Dry, gusty conditions trigger red flag warning in North Bay
OAKLAND, Calif. (KTVU) - Pacific Gas & Electric elevated its concern for possible power shutoffs as a hot spell moves through the North Bay this weekend. On Saturday night, many North Bay residents will be looking up to the hills for signs of trouble.
Tinder dry conditions and gusty winds from the warm inland has once again caused the National Weather Service to declare a red flag warning starting at 8 p.m. for elevations about a thousand feet, in Sonoma, Napa, and Marin counties.
Red flag conditions will continue overnight until 10 a.m. Sunday. Steady winds of 10 to 20 mph will be accompanied by gusts of 35 mph.
That's below what's generally needed for a PG&E Public Safety Power Shutdown. But the utility is considering it as conditions change.
"And now it's just been bumped up one level to 'elevated.' It does not mean that we're planning on initiating a Public Safety Power Shutoff right now," said Deanna Contreras, spokeswoman for the utility.
Nonetheless, those conditions make any wildfire—from any source, spread rapidly.
"You're on guard, You know, you're constantly on guard," said Robert Salido, who rebuilt his Coffey Park home last year.
Any red flag warning is a deep concern to his family, one that lost everything in the fire. Those concerns are exacerbated by sirens, winds, and smells.

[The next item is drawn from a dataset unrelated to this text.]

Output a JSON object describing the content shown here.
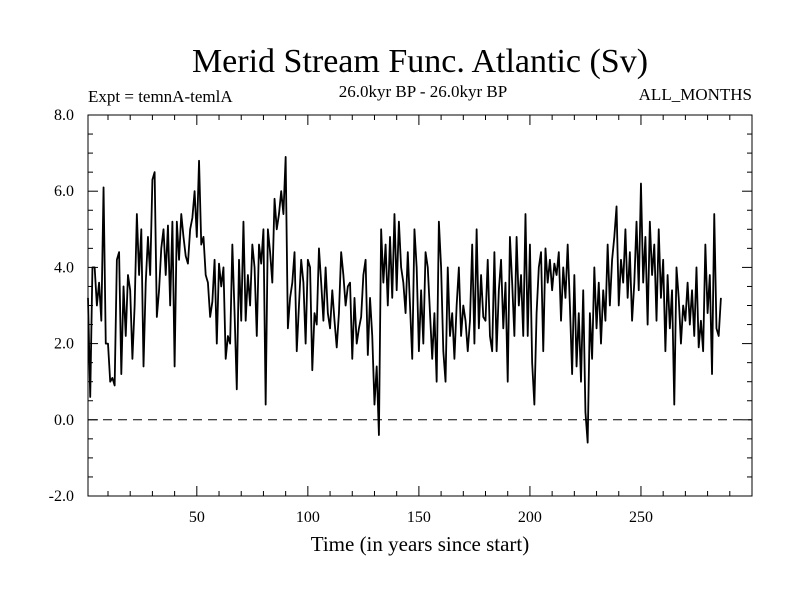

"You know, you kind of flashback to that evening. And, it's the same thing when you smell smoke," Salido said. "If I smell a grassfire around here, I get nervous and I start to look around,"
But, there has been one big change.
"Everybody's really close-knit. It's such a tighter community here than before and I think it's wonderful," said Salido.
Paradise Ridge Winery in Fountain Grove will be the first business to reopen in the central fire area.
"Definitely, when the winds come up, I do get that feeling that I had the night of the fire," said Sonia Byck-Barwick, a second-generation owner of the winery.
The smell of smoke is an issue for her and others.
"I do feel nervousness for people more around me. For me, I think I'm more stoic about it. If it happens, there isn't so much we can do," said Byck-Barwick.
At the insistence of the family's 87-year-old patriarch, come early December, its new tasting room and offices will open to the public, replacing the sounds of construction with Christmas bells.
"For the most part, I feel like we're better prepared. The community is better prepared," said Byck-Barwick.